Planting trees can have its downside

Reforestation is an important part of tackling climate change, but it seems we need to think carefully about where we do it.

Research led by the University of Cambridge, UK, shows that river flow is reduced in areas where forests have been planted and does not recover over time. In some regions it can disappear within a decade. 

And that can alter the local cost-benefit mix of tree-planting programs, says plant scientist Laura Bentley, first author of a paper in the journal Global Change Biology.

While it is well known that planting trees reduces the amount of water flowing into nearby rivers, until now there has been no understanding of whether and how this changes as forests age, Bentley says.

She and her colleagues looked at 43 sites across the world where forests have been established, using river flow as a measure of water availability in the region. 

They found that flow had reduced by an average of 25% within five years of planting trees, and 40% after 25 years. In a few cases, it had dried up entirely. The biggest percentage reductions in water availability were in areas of Australia and South Africa. 

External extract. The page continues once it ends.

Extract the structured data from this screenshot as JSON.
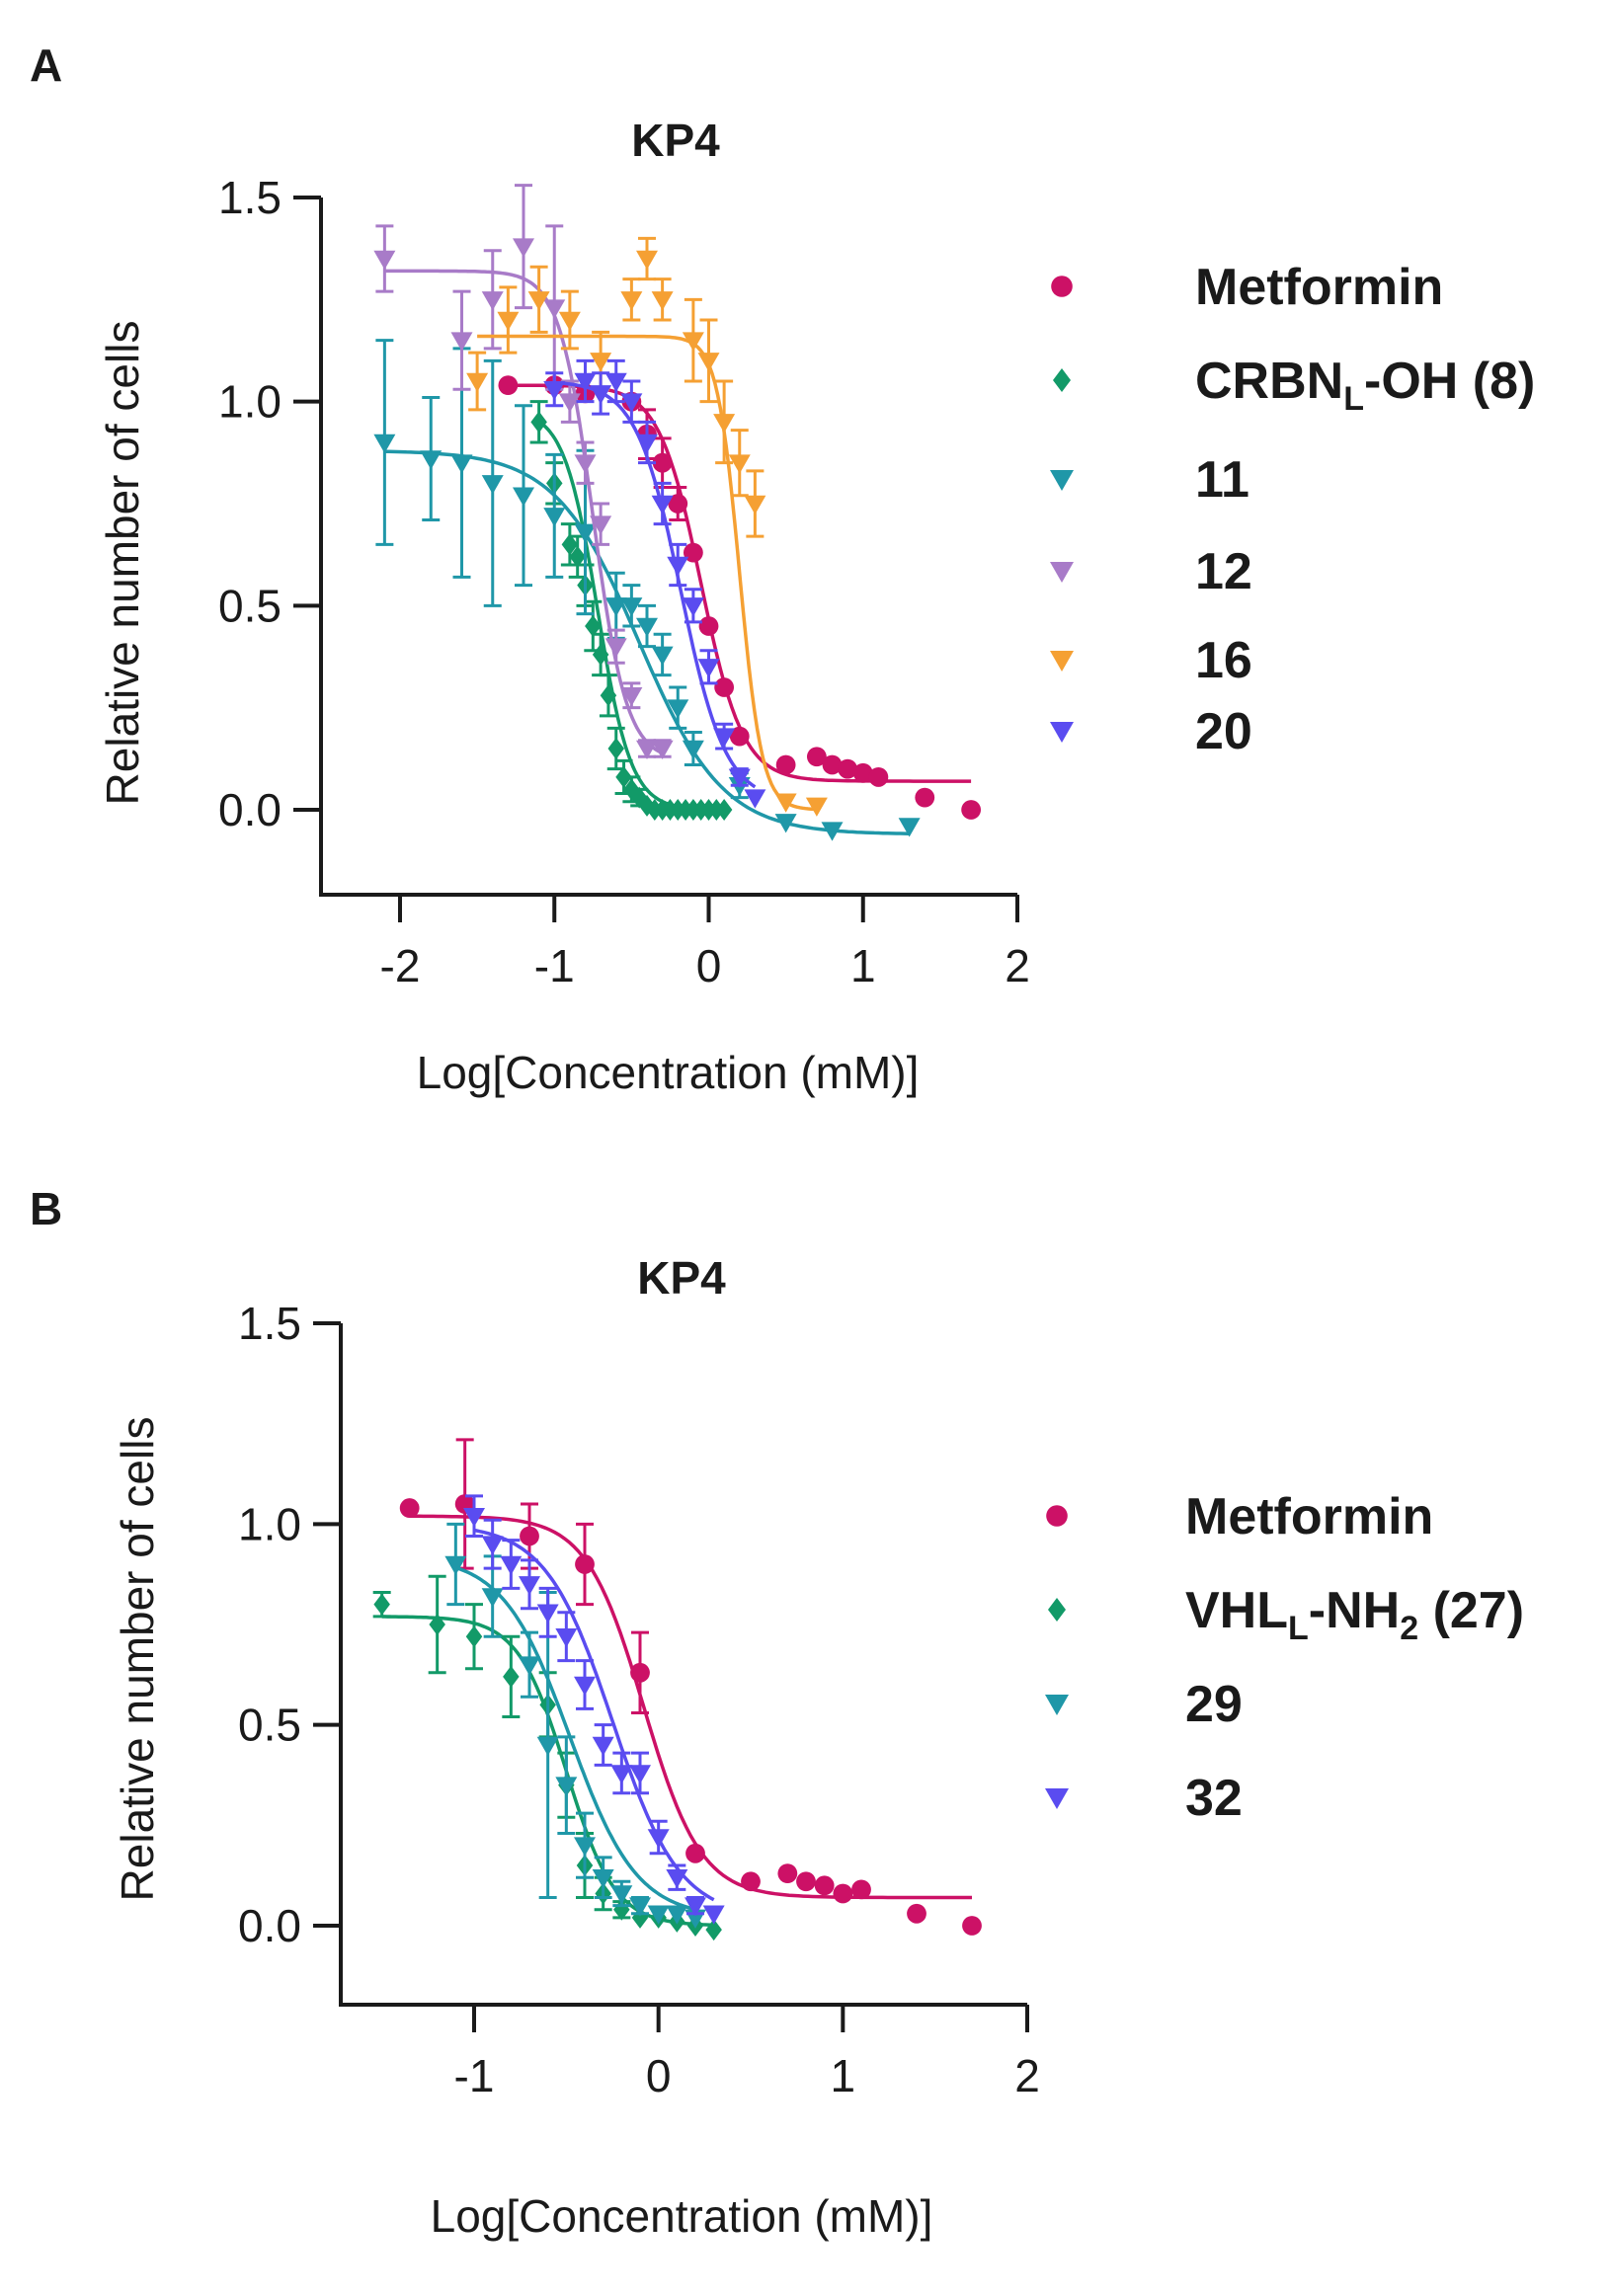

Land type was found to be a factor. Trees planted on natural grassland in healthy soil decrease river flow significantly, but if land has been degraded by agriculture, establishing forest helps repair the soil so it can hold more water, and river flow decreases by a lesser amount.

Counterintuitively, the effect of trees on river flow is less in drier years than wetter ones. 

When trees are drought-stressed they close the pores on their leaves to conserve water, and as a result draw up less water from the soil. In wet weather the trees use more water from the soil, and also catch the rainwater in their leaves.

The bottom line, the researchers say, is that reduced river flow can “constitute a notable ecosystem disservice” in areas where it has value for economic activity and welfare, but in other parts of the world can be an “effective environmental restoration program to achieve historic conditions”. 

“Rather than assert whether changes in river flow resulting from forestation would constitute an ecosystem service or disservice overall,” they write, “we emphasise the potential importance of accounting for these changes in future forestation programs so that forests may be accurately valued, to the benefit of local communities.”